Sponsored by the U.S. Department of Energy’s Office of Biological and Environmental Research (BER) and Office of Advanced Scientific Computing Research (ASCR), the workshop convened on September 12-13, 2016, in Rockville, Maryland. Kate Evans, Oak Ridge National Laboratory (ORNL), and Esmond Ng, Lawrence Berkeley National Laboratory, organized the event.

 “Our goal was to move beyond the next experiment and model update, think more deeply about what we’ll want our models to be able to do in the next decade, and strategize on how we should best engage computer scientists and mathematicians to help us get there,” said Kate Evans, group leader for Computational Earth Sciences and member of the Climate Change Science Institute at ORNL

Earth system models (ESMs) that can account for the full range of dynamic interactions among the physical, chemical, and biological processes that shape climate are essential tools to improve understanding of global and local climate changes and predict future impacts. However, the increasing performance expectations for multiscale, global, coupled ESMs—to integrate more processes, improve response time, and refine spatial and temporal resolution—result in significant computational challenges for current petascale and future exascale systems.

Responding to this charge, AXICCS engaged experts from national laboratories, industry, and research institutions in a unique brainstorming environment. Workshop participants were asked to submit “ideas” papers to pursue future developments in research and modeling capabilities.
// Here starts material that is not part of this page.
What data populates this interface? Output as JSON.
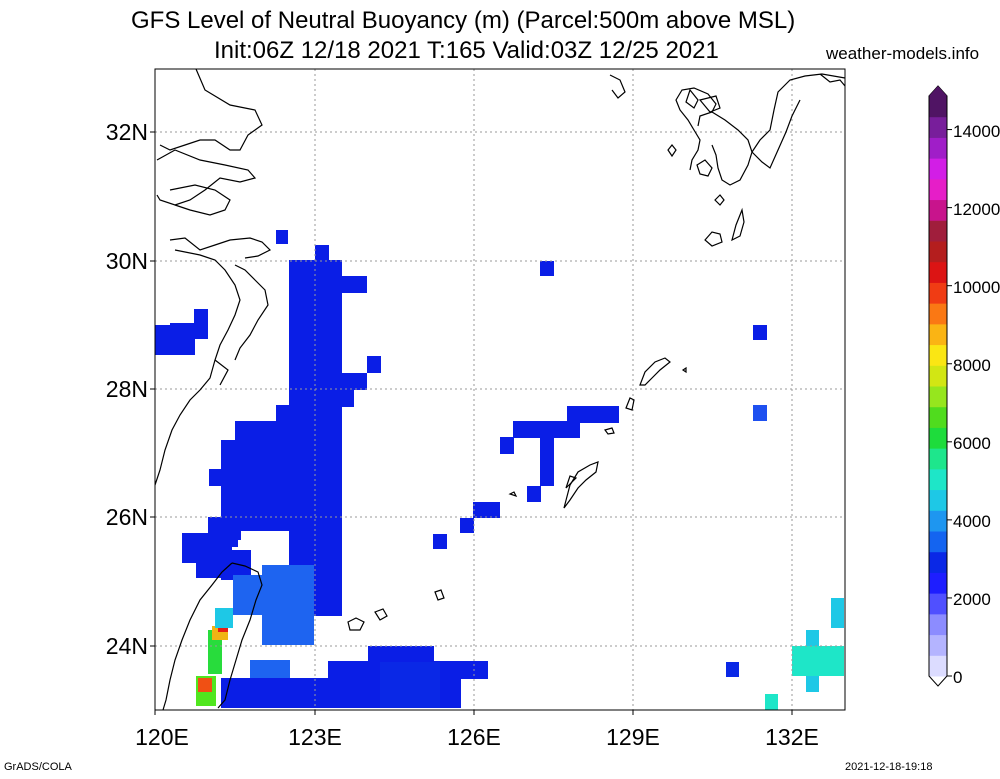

The workshop’s program drew from the inspiration and enthusiasm of these ideas, fueling a dialogue for discovery. Plenary talks and panel discussions were structured around collaboration. Climate scientists presented on the current state of coupled climate models and the critical bottlenecks for increased complexity in ESMs. Applied mathematicians and computer scientists responded, opening a cross-disciplinary exchange of solutions and strategies to meet the expanding computational requirements in climate science.

A final report on the 2016 AXICCS workshop (available here) summarizes the outcome of the proceedings. Contributed papers are included in the appendices.